Uno de los aprendizajes fundacionales del protagonista es que no siempre gana quien tiene mejores cartas, sino quien miente con mayor destreza. Aprender a jugar al truco, tal como se lo enseña un compañero más astuto, no es solo un pasatiempo de recreo: es una lección sobre el lenguaje y sobre la vida misma. El truco no premia la verdad, sino la convicción con que se sostiene una falsedad. Saber decir “quiero vale cuatro” con un seis y un cinco en la mano -lo que significa, entonces, saberse vulnerable y aun así redoblar la apuesta- es el verdadero aprendizaje de la novela.

PLAN DE EVASIÓN

Este aprendizaje no se limita al juego: atraviesa todo el recorrido del protagonista dentro del colegio. Allí también se juega al truco, pero con otras reglas: el maestro miente su vocación, el cura falsea el deseo, los compañeros adulteran su fe.

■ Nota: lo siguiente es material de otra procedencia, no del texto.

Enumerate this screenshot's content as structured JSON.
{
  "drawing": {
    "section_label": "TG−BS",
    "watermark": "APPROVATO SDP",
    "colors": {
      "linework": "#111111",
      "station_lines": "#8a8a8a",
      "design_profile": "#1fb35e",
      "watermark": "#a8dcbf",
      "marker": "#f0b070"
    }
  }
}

Alrededor del protagonista desfilan figuras de la escuela: docentes patéticos o autoritarios, curas que enseñan castidad con torpeza bíblica, compañeros crueles, cómplices o brillantes, todos retratados con una mezcla de sarcasmo y ternura. En esa galería, hay dos figuras que sobresalen: Palito, el tutor joven que fracasa en su intento de acercamiento progresista, y Froilán Aramayo Chalar –Froi-, el amigo culto. Este personaje es lector de mitología, desencantado, y se presenta como espejo posible: una inteligencia que elige el abismo antes que la domesticación.

Froi es, además, el corazón trágico de la novela. Su historia no sigue la curva de iniciación escolar, sino el desvío hacia lo irrecuperable. Primero es un chico raro, lector de ciencia ficción, marginal y magnético, que observa el mundo con lucidez precoz y desencanto radical. Pero a medida que la novela avanza, su figura se oscurece: deja de ir al colegio, se enferma, reaparece brevemente, y desaparece del todo. No hay una escena explícita sobre su destino, pero el narrador -ya adulto- dice que Froi eligió no participar en un sistema regido por la obediencia, el miedo y la impostura. 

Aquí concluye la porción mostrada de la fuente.